Other than being 6x the price though.


I wonder if it’s because EBP is a utility and so has a mandate to run fiber to all homes in its area, as opposed to private ISPs that can pick and choose.


That could be. Sonic has pretty good coverage local from leasing fiber from AT&T. Even then there are still dead spots in my city where people are stuck with Comcast et al. They only recently rolled out their own fiber several months ago where I live. That day my speed went up 10x and the cost cut in half.

It's a no-brainer for people who live in their coverage area, yet as you say, their coverage isn't complete.

But it's still $50 for 10Gb where offered.


That’s cool but it won’t work if everyone in your zip code tries to do it.
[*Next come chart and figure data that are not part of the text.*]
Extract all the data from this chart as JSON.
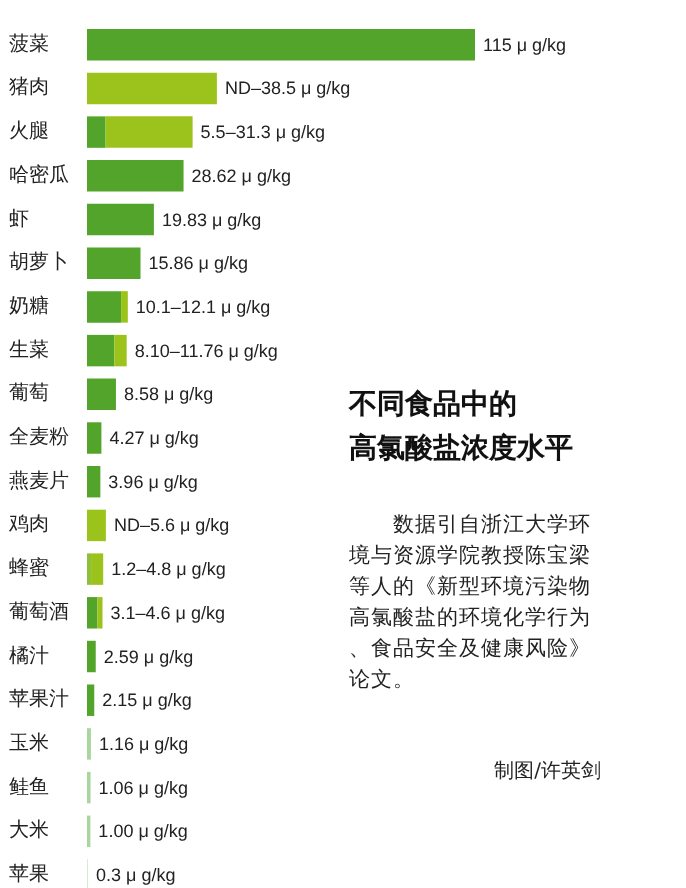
{
  "chart_data": {
    "type": "bar",
    "orientation": "horizontal",
    "stacked": true,
    "title": "不同食品中的",
    "subtitle": "高氯酸盐浓度水平",
    "annotations": [
      "数据引自浙江大学环境与资源学院教授陈宝梁等人的《新型环境污染物高氯酸盐的环境化学行为、食品安全及健康风险》论文。",
      "制图/许英剑"
    ],
    "categories": [
      "菠菜",
      "猪肉",
      "火腿",
      "哈密瓜",
      "虾",
      "胡萝卜",
      "奶糖",
      "生菜",
      "葡萄",
      "全麦粉",
      "燕麦片",
      "鸡肉",
      "蜂蜜",
      "葡萄酒",
      "橘汁",
      "苹果汁",
      "玉米",
      "鲑鱼",
      "大米",
      "苹果"
    ],
    "series": [
      {
        "colors": [
          "#52a52a",
          "#52a52a",
          "#52a52a",
          "#52a52a",
          "#52a52a",
          "#52a52a",
          "#52a52a",
          "#52a52a",
          "#52a52a",
          "#52a52a",
          "#52a52a",
          "#52a52a",
          "#8cbf3c",
          "#52a52a",
          "#52a52a",
          "#52a52a",
          "#a9d69c",
          "#a9d69c",
          "#a9d69c",
          "#d6ebd0"
        ],
        "values": [
          115,
          null,
          5.5,
          28.62,
          19.83,
          15.86,
          10.1,
          8.1,
          8.58,
          4.27,
          3.96,
          null,
          1.2,
          3.1,
          2.59,
          2.15,
          1.16,
          1.06,
          1.0,
          0.3
        ],
        "value_labels": [
          "115 μ g/kg",
          null,
          null,
          "28.62 μ g/kg",
          "19.83 μ g/kg",
          "15.86 μ g/kg",
          null,
          null,
          "8.58 μ g/kg",
          "4.27 μ g/kg",
          "3.96 μ g/kg",
          null,
          null,
          null,
          "2.59 μ g/kg",
          "2.15 μ g/kg",
          "1.16 μ g/kg",
          "1.06 μ g/kg",
          "1.00 μ g/kg",
          "0.3 μ g/kg"
        ]
      },
      {
        "color": "#9cc31c",
        "values": [
          null,
          38.5,
          25.8,
          null,
          null,
          null,
          2.0,
          3.66,
          null,
          null,
          null,
          5.6,
          3.6,
          1.5,
          null,
          null,
          null,
          null,
          null,
          null
        ],
        "value_labels": [
          null,
          "ND–38.5 μ g/kg",
          "5.5–31.3 μ g/kg",
          null,
          null,
          null,
          "10.1–12.1 μ g/kg",
          "8.10–11.76 μ g/kg",
          null,
          null,
          null,
          "ND–5.6 μ g/kg",
          "1.2–4.8 μ g/kg",
          "3.1–4.6 μ g/kg",
          null,
          null,
          null,
          null,
          null,
          null
        ]
      }
    ],
    "tick_labels": false,
    "grid": false
  }
}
All of these services reverting to ads just makes me feel like we’ve gotten such a bullshit corpo rug pull compared to cable. Cable was nice and bundled and it was like a pipe of shows. It was super convenient with a unified interface. But we switched to streaming because in every other way it was better. Especially that there were no commercials. It makes me really angry when I start talking about it because it just feels like a betrayal of the benefits of these services. It felt like the consumer had won, like a battle had been fought that we’d gotten past marketing and advertising controlling media. But it’s just more of the same. Amazon and these other streaming services just can’t cast the ring into the fires of Mount Doom. The temptation of money is simply too tempting.

At this point I’m never giving up my PLEX server, especially for my children’s sake. Primarily because I control exactly what they get to see (mostly shows from when I was growing up). Also a funny side effect is they get really confused when they see advertisements.